In communications, a code is a rule for converting a piece of information into another form or representation, not necessarily of the same type. In communications and information processing, encoding is the process by which a source performs this conversion of information into data, which is then sent to a receiver, such as a data processing system.
Wikipedia

"Code is the only language that is executable.",
Lev Manovich

ABOUT UNEXPECTED TOKEN

In January of 2006, twelve students and two instructors at the School of the Art Institute of Chicago began a fourteen-week investigation of the practice of programming for art.   According to Whitney curator Christiane Paul, code is the "paint and canvas" of the digital artist.   Yet code transcends traditional mediums because it enables artists to write their own tools as artist Woo Young Chong has done in her piece, 50 brushes for the night sky .

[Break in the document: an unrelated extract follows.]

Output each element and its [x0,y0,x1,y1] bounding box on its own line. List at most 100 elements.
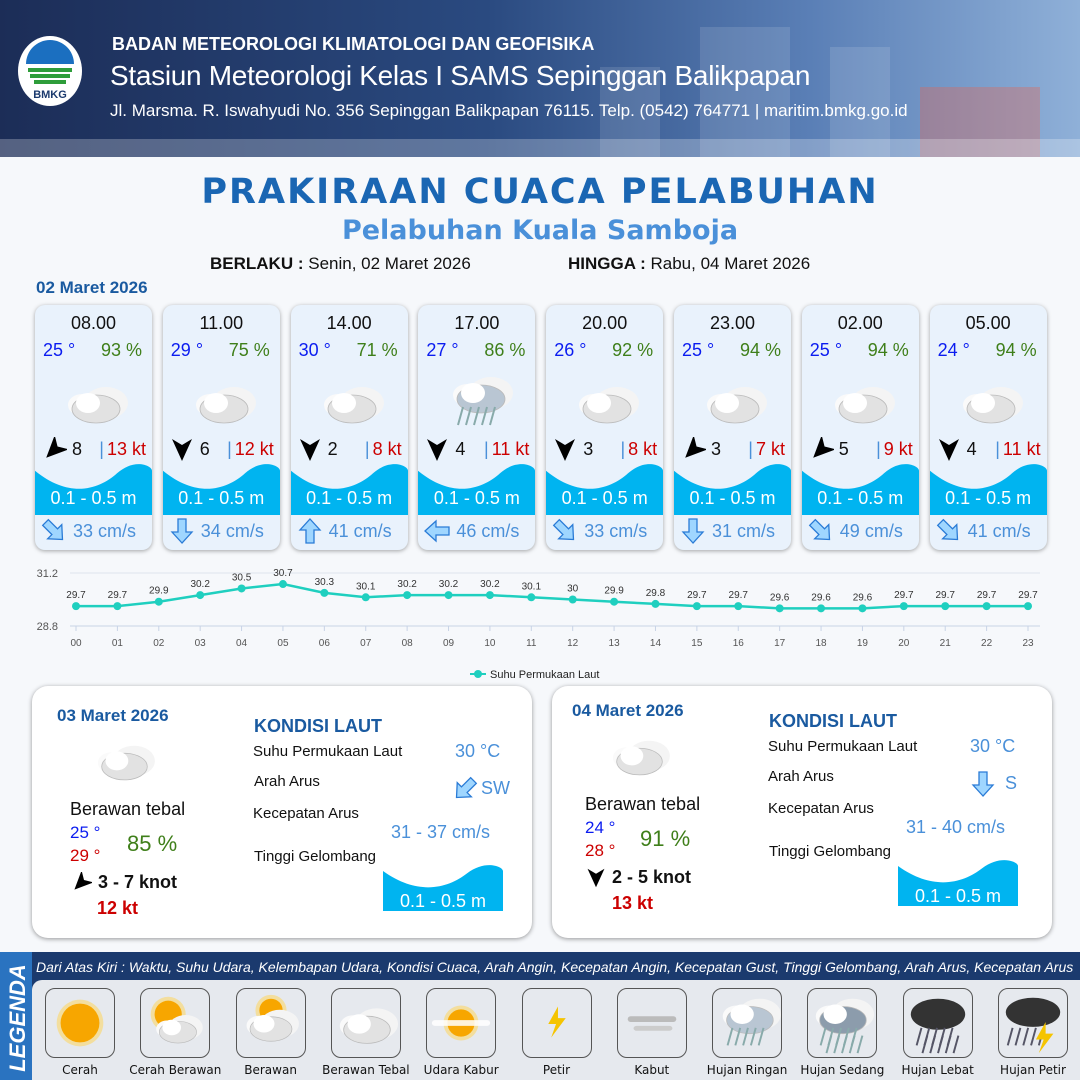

The Unexpected Token exhibition presents a glimpse of the process of learning how to sketch in code.   Several artists resisted the utopian possibilities of clean display and rapid calculation offered by the computer.   Eunhye Chung transposes her daytime habit of obsessively doodling circular forms by avoiding loop syntax and hand-coding each digital ellipse.   Joshua Shanholtz builds an analog random number machine to avoid the computer's flawed process of generating random number seeds.   Matthew Nelson creates an interactive system in which visitors to the gallery contribute to a ever-expanding wall collage of machine-generated scribbles.

Code can be a form of creative writing.   Seth Hunter and Nancy Kim visualize and animate text with code. Si Nae Kim reprograms the text of a social security number in full color.   Two artists here explore abstracted narrative with code: Andrew Hicks recreates an abstracted narrative of aging while Emily Kuehn invites the viewer to sonically engage with a virtual hysteric.   Both Philip Granke and Andie Giafaglione explore code as a method of making simple text-based rules incredibly complex when iterated over time or remixed with subtle changes.  

This exhibition provides a glimpse into each of our processes over the course of the semester.   Please explore, participate and enjoy the work presented here.